S’il peut sembler racoleur de juger terrifiante cette situation, on peut ajouter qu’une plus large partie de la population (estimée à près de 50% d’après l’étude NIMH) est affectée par des formes moins sévères de maladie mentale, qui perturbent leur fonctions de manière seulement occasionnelle.

Les épidémiologistes comparatifs ont à plusieurs reprises noté quelque chose de remarquable à propos de ces maladies : seuls les pays occidentaux ou, plus précisément, les sociétés de tradition monothéiste, particulièrement prospères dans les pays occidentaux, sont frappées de taux de prévalence de cette ampleur. Les pays d’Asie du Sud-Est semblent être particulièrement prémunis contre la peste de la maladie mentale grave.

Dans d’autres régions, la pauvreté ou le manque de développement semblent apporter une barrière protectrice.

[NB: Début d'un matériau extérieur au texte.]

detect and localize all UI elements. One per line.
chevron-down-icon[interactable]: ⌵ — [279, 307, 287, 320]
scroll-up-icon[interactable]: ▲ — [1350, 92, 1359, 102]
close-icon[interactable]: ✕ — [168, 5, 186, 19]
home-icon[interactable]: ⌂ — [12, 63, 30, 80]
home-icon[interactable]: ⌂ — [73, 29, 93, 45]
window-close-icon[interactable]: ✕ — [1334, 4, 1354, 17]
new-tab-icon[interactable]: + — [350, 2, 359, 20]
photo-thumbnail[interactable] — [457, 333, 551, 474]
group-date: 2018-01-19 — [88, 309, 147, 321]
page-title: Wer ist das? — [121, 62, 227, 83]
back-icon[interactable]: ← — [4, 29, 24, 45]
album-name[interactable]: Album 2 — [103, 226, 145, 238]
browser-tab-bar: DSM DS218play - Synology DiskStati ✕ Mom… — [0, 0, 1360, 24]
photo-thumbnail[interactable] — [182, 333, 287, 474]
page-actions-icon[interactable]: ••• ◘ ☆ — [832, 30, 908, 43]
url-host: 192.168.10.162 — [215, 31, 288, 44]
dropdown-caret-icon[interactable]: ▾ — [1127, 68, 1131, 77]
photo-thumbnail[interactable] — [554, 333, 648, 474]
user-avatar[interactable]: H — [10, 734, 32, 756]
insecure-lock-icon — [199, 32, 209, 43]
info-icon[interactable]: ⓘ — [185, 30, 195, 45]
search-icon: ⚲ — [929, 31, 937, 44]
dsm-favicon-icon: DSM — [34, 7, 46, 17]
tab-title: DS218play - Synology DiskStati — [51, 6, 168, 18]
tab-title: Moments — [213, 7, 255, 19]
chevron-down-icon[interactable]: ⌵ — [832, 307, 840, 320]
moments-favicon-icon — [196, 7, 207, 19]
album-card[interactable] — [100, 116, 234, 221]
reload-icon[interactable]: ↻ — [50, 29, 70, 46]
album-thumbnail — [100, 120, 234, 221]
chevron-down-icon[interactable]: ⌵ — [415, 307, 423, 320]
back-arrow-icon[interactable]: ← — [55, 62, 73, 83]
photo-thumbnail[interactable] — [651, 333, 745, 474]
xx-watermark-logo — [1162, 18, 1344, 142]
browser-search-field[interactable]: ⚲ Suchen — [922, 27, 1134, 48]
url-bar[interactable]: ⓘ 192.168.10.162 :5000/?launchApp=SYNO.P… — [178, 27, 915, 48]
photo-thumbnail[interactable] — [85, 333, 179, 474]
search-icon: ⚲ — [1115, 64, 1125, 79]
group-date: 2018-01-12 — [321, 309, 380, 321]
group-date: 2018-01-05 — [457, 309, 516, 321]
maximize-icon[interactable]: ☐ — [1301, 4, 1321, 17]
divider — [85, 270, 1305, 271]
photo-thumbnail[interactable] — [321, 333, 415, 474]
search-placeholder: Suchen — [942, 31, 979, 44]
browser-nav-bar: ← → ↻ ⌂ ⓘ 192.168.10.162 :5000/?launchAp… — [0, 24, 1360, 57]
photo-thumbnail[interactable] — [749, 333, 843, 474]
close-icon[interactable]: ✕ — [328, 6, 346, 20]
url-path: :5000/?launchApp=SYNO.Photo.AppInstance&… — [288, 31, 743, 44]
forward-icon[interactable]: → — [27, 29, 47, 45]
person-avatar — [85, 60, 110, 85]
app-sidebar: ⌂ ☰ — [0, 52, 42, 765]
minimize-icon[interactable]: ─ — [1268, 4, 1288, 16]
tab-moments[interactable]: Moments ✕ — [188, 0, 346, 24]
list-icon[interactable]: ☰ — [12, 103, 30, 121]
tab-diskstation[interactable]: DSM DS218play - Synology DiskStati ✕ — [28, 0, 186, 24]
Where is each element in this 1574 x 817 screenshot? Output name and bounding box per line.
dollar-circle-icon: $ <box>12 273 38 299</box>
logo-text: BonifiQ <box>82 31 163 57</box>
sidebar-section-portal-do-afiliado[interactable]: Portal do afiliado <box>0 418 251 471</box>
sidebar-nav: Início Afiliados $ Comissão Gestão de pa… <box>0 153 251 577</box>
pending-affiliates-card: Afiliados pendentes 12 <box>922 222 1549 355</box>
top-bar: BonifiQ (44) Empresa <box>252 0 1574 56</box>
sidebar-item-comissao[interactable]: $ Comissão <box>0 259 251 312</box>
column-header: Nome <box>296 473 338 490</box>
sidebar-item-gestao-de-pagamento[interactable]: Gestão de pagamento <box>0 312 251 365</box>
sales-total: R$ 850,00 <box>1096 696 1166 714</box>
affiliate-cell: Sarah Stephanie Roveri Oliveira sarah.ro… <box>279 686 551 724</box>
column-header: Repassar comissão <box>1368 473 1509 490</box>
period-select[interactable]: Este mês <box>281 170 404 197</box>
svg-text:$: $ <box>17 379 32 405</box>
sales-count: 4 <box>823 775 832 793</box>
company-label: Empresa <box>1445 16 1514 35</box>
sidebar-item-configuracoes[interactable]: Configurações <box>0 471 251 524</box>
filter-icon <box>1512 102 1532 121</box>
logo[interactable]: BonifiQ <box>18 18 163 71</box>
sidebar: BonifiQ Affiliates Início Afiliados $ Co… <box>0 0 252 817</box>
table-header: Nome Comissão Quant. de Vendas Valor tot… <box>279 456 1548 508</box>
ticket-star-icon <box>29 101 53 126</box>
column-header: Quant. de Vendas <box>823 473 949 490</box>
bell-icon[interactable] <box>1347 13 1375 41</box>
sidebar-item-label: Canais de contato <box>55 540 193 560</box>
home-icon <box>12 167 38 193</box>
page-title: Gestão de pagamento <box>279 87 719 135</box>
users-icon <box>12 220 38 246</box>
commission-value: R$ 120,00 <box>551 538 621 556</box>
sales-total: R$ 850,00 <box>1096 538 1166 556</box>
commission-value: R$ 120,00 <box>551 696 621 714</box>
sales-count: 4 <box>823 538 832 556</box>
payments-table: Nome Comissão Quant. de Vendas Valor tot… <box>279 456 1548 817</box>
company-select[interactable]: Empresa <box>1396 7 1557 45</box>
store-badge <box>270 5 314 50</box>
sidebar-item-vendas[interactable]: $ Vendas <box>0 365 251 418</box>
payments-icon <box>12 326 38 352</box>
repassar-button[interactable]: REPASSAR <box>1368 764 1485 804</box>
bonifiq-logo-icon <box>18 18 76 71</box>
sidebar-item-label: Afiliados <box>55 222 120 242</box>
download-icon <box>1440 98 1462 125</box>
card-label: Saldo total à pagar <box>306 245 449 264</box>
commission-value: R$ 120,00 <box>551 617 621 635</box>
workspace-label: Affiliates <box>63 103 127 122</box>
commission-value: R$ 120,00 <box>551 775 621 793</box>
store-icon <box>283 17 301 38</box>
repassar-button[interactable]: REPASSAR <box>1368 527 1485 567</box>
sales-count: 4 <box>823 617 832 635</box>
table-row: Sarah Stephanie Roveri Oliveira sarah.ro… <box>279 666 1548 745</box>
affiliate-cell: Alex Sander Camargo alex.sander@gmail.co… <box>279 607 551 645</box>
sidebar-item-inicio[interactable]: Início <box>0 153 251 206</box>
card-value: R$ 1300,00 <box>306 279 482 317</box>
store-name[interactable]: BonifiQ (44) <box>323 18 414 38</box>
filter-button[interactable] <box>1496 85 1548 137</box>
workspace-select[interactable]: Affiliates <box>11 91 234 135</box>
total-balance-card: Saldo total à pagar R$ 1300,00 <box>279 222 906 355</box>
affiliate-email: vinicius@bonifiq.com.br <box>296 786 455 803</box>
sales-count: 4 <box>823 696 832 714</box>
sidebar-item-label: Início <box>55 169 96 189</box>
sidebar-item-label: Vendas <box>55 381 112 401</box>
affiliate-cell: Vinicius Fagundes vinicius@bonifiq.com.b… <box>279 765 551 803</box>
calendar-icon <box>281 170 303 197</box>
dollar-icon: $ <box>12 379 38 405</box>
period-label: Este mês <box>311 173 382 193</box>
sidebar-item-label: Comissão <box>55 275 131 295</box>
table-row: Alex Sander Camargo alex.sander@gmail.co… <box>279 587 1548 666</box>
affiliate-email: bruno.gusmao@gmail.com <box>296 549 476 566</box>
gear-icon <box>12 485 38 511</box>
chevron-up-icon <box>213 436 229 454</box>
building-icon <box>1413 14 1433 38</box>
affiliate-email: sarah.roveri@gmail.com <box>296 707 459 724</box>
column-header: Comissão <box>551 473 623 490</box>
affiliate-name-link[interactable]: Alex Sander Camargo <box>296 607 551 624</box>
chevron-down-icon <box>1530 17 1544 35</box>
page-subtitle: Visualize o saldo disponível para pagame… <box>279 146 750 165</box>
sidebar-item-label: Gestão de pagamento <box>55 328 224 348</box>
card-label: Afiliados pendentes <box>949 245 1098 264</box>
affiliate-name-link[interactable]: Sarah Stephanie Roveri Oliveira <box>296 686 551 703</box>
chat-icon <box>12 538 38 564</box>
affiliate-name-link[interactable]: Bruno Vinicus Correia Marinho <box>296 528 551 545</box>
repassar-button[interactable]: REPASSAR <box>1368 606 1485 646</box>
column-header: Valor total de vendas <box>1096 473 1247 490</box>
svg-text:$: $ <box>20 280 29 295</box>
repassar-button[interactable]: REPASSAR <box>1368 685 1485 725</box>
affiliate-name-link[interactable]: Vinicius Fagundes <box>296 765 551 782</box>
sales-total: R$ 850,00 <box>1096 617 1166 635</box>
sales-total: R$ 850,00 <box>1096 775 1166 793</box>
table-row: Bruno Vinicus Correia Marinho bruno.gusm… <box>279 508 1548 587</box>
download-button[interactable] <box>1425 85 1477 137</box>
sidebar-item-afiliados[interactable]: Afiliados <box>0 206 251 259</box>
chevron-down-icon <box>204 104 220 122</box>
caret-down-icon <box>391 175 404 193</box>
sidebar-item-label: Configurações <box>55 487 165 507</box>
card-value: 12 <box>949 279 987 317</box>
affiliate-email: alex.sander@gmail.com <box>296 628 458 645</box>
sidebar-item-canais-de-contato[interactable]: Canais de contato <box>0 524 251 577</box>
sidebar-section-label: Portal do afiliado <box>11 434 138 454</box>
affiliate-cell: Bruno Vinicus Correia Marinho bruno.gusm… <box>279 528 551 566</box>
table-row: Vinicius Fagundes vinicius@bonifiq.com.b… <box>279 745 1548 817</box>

Comme je le soutiens dans mon dernier livre Mind, Modernity, Madness, la raison de ces concentrations élevées de troubles mentaux graves dans l’Occident développé réside dans la nature des sociétés occidentales.

Le « virus » de la dépression et de la schizophrénie, y compris dans leurs formes moins graves, est d’origine culturelle : l’embarras du choix que ces sociétés offrent en termes de définition de soi et d’identité personnelle, laisse une grande partie des individus désorientés et à la dérive.

Les États-Unis offrent le choix le plus étendu en termes définition de soi : ils sont aussi les premiers au monde à être touchés par des pathologies portant atteinte au jugement. A moins que la prévalence croissante de la psychopathologie grave ne soit prise au sérieux et traitée efficacement, elle est susceptible de devenir le seul indicateur du leadership américain. La montée en puissance de la Chine n’a aucun rapport avec ce phénomène.

Liah Greenfeld

Liah Greenfeld est professeure de sociologie, de science politique et d’anthropologie à l’Université de Boston. Elle est également professeure associée à l’Université Lingnan de Hong Kong.